Evaluation of in vitro reporter gene induction assays for use in a rapid prescreen for compound selection to test specificity in the Tg.AC mouse short-term carcinogenicity assay.

Abstract

Under ICH guidelines, short-term carcinogenicity assays such as the Tg.AC assay are allowed alternatives for one species in the 2-year rodent bioassay. The Tg.AC transgenic mouse, which carries the v-Ha-ras oncogene under control of the zeta-globin promoter, develops skin papillomas in response to dermal application of carcinogens and tumor promoters. The appropriate specificity of the Tg.AC model for testing pharmaceuticals has not been systematically evaluated. The selection of candidate test compounds among noncarcinogenic pharmaceuticals would be aided by a high-throughput in vitro prescreen correlative of activity in the in vivo Tg.AC assay. Here we describe the development of a prescreen based on correct response to 24 compounds tested previously in Tg.AC mice.

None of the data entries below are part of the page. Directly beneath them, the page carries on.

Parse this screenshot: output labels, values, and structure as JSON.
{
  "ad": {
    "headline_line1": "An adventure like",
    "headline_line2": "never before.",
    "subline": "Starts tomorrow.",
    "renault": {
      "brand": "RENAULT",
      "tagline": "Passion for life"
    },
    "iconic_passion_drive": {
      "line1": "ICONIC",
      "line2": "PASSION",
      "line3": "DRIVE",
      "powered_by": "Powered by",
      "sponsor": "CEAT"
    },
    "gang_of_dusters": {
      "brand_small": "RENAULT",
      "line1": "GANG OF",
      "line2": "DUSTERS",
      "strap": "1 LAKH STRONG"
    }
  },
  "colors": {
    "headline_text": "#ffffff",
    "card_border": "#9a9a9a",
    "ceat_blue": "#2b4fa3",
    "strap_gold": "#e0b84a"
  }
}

The in vitro prescreens, chosen to reflect molecular pathways possibly involved in Tg.AC papilloma formation, consisted of a zeta-globin promoter-luciferase construct stably expressed in K562 cells (Zeta-Luc) and three of the stress-response element-chloramphenicol acetyltransferase (CAT) fusion constructs stably expressed in HepG2 cells that are part of the CAT-Tox (L)iver assay. The stress response elements chosen were the c-fos promoter, the gadd153 promoter, and p53 response element repeats. Of the four assays, the gadd153-CAT assay showed the strongest concordance with activity in the Tg.AC assay, correctly classifying 78% of Tg.AC positive and 83% of Tg.AC negative compounds. The correlation was further improved by adding the Zeta-Luc assay as a second-stage screen. These cell-based assays will be used in a novel approach to selecting candidate compounds that challenge the specificity of the Tg.AC assay toward pharmaceuticals.